A volte i regali degli emigranti offrono l’unica testimonianza concreta di pittori noti solo a livello documentario. Nella chiesa di Santa Maria Nascente a Balzarro, piccola località del comune di Castione Andevenno, si trova una Madonna con Gesù Bambino, san Gregorio, sant’Antonio abate e sant’Antonio di Padova , la sola opera reperita di Filippo Bruni (Rieti, 1687 circa – ?) che la realizzò nel 1723, a spese dell’emigrato Pietro Gaggi. È un dipinto che collega direttamente Bruni all’indirizzo più ufficiale della pittura romana nei primi decenni del Settecento. Su una matrice classicista il pittore innesta spunti tratti dalla tradizione barocca romana (Pietro da Cortona in particolare) e richiami alla pittura contemporanea di Pier Leone Ghezzi e di Sebastiano Conca, coniugando il tutto con un linguaggio schietto, palpabile e cromaticamente levigato, in grado di assorbire alcune defiance formali.
Accanto al san Gregorio, avvolto in un piviale reso con un diligente esercizio descrittivo, vi sono le figura di sant’Antonio abate accompagnato dai consueti attributi del campanello, della tau cucita sul mantello e del fuoco e di sant’Antonio di Padova in abito francescano e con il giglio simbolo di purezza. Da notare, in basso a destra, lo stemma del committente.

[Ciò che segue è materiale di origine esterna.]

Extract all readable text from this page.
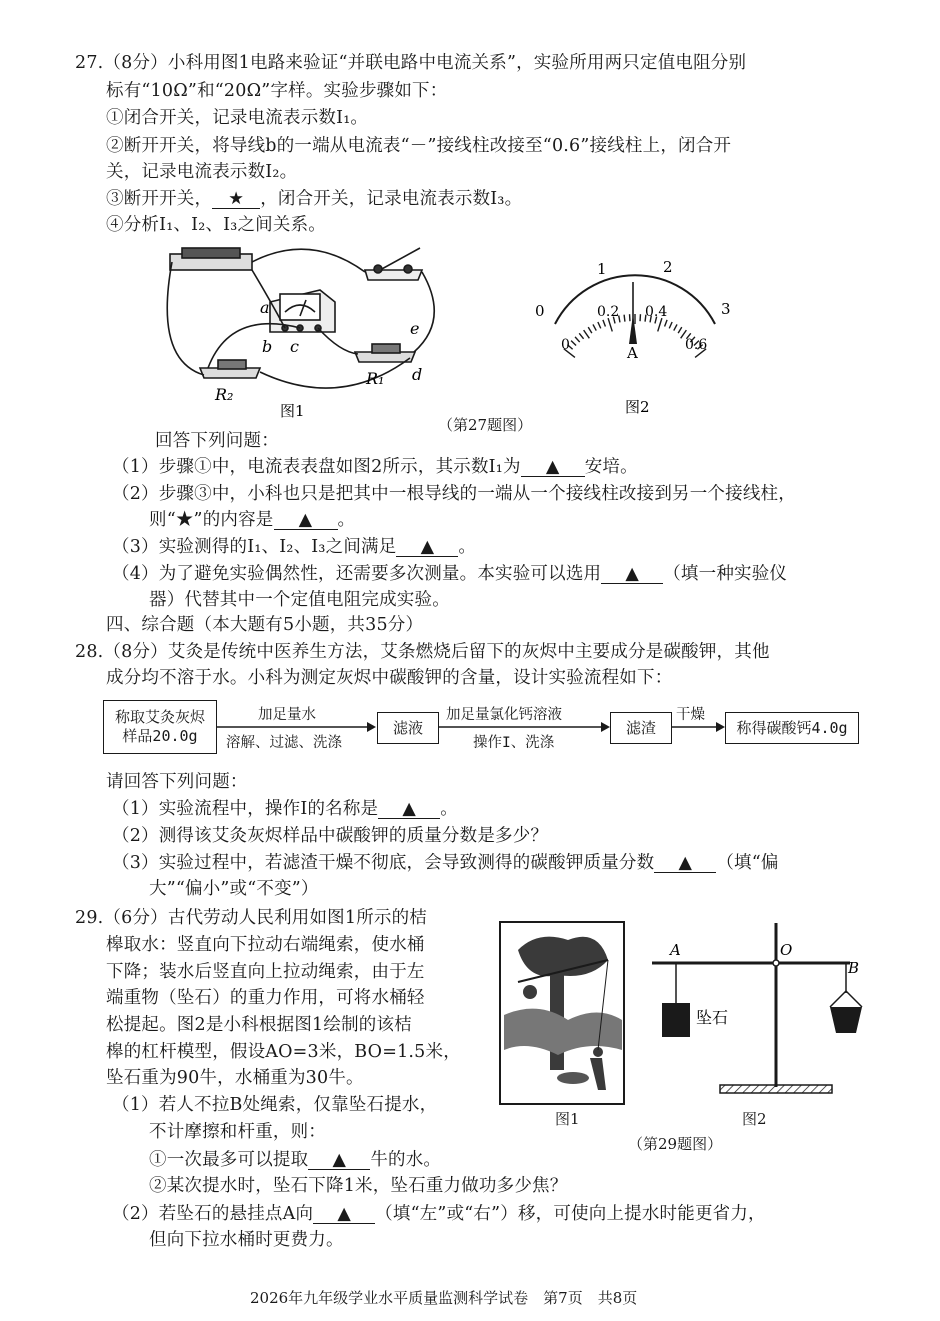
27.（8分）小科用图1电路来验证“并联电路中电流关系”，实验所用两只定值电阻分别
标有“10Ω”和“20Ω”字样。实验步骤如下：
①闭合开关，记录电流表示数I₁。
②断开开关，将导线b的一端从电流表“－”接线柱改接至“0.6”接线柱上，闭合开
关，记录电流表示数I₂。
③断开开关， ★ ，闭合开关，记录电流表示数I₃。
④分析I₁、I₂、I₃之间关系。
a
b c
d
e
R₁
R₂
图1
0
1	2
3
0
0.2 0.4
0.6
A
图2
（第27题图）
回答下列问题：
（1）步骤①中，电流表表盘如图2所示，其示数I₁为 ▲ 安培。
（2）步骤③中，小科也只是把其中一根导线的一端从一个接线柱改接到另一个接线柱，
则“★”的内容是 ▲ 。
（3）实验测得的I₁、I₂、I₃之间满足 ▲ 。
（4）为了避免实验偶然性，还需要多次测量。本实验可以选用 ▲ （填一种实验仪
器）代替其中一个定值电阻完成实验。
四、综合题（本大题有5小题，共35分）
28.（8分）艾灸是传统中医养生方法，艾条燃烧后留下的灰烬中主要成分是碳酸钾，其他
成分均不溶于水。小科为测定灰烬中碳酸钾的含量，设计实验流程如下：
称取艾灸灰烬
样品20.0g
加足量水
溶解、过滤、洗涤
滤液
加足量氯化钙溶液
操作I、洗涤
滤渣
干燥
称得碳酸钙4.0g
请回答下列问题：
（1）实验流程中，操作I的名称是 ▲ 。
（2）测得该艾灸灰烬样品中碳酸钾的质量分数是多少？
（3）实验过程中，若滤渣干燥不彻底，会导致测得的碳酸钾质量分数 ▲ （填“偏
大”“偏小”或“不变”）
29.（6分）古代劳动人民利用如图1所示的桔
槔取水：竖直向下拉动右端绳索，使水桶
下降；装水后竖直向上拉动绳索，由于左
端重物（坠石）的重力作用，可将水桶轻
松提起。图2是小科根据图1绘制的该桔
槔的杠杆模型，假设AO=3米，BO=1.5米，
坠石重为90牛，水桶重为30牛。
（1）若人不拉B处绳索，仅靠坠石提水，
不计摩擦和杆重，则：
图1
A	O
B
坠石
图2
（第29题图）
①一次最多可以提取 ▲ 牛的水。
②某次提水时，坠石下降1米，坠石重力做功多少焦？
（2）若坠石的悬挂点A向 ▲ （填“左”或“右”）移，可使向上提水时能更省力，
但向下拉水桶时更费力。
2026年九年级学业水平质量监测科学试卷　第7页　共8页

Giunge in Valtellina da Roma, come dono degli emigranti, anche una bella tela con la Madonna incoronata tra san Pietro, san Paolo, san Leonardo, san Bonaventura e due figure depositata, negli anni sessanta del secolo scorso, presso il Museo di Sondrio dall’oratorio di San Bonaventura a Cataeggio (frazione di Val Masino). Reca l’iscrizione “BENEFATTORI DI CATTAEGGIO E FILORERA. IN ROMA P. LORO DEVOTIONE PALAZZETTIUS PINXIT N. 1748” che informa sul suo autore. Si tratta di Filippo Palazzeschi (1711- ?), pittore originario di Macerata che le fonti celebrano come un fedele interprete della “così rara, vaga e saporita maniera” di Francesco Trevisani. Nel segno di questo maestro istriano e della sua personalissima interpretazione del classicismo marattesco è la matrice figurativa della tela, siglata da pennellate fluide, da morbidi modellati, da un cromatismo vivace e abilmente contrastato nei passaggi chiaroscurali.
Le espressioni ingentilite, i gesti e le pose delicate suggeriscono una teatralità leziosa, all’interno di un’atmosfera soffusa, resa ancora più avvolgente dalla quinta architettonica sullo sfondo e dal disporsi delle figure attorno all’immagine mariana. Maria, posta su un piedistallo, allarga le braccia con un gesto che richiama la Madonna della Misericordia sotto la cui protezione si dispongono san Leonardo, con le catene che evocano la sua azione in favore dei carcerati, e san Bonaventura in veste francescana con il cappello che rimanda al titolo cardinalizio conferitogli da Gregorio X.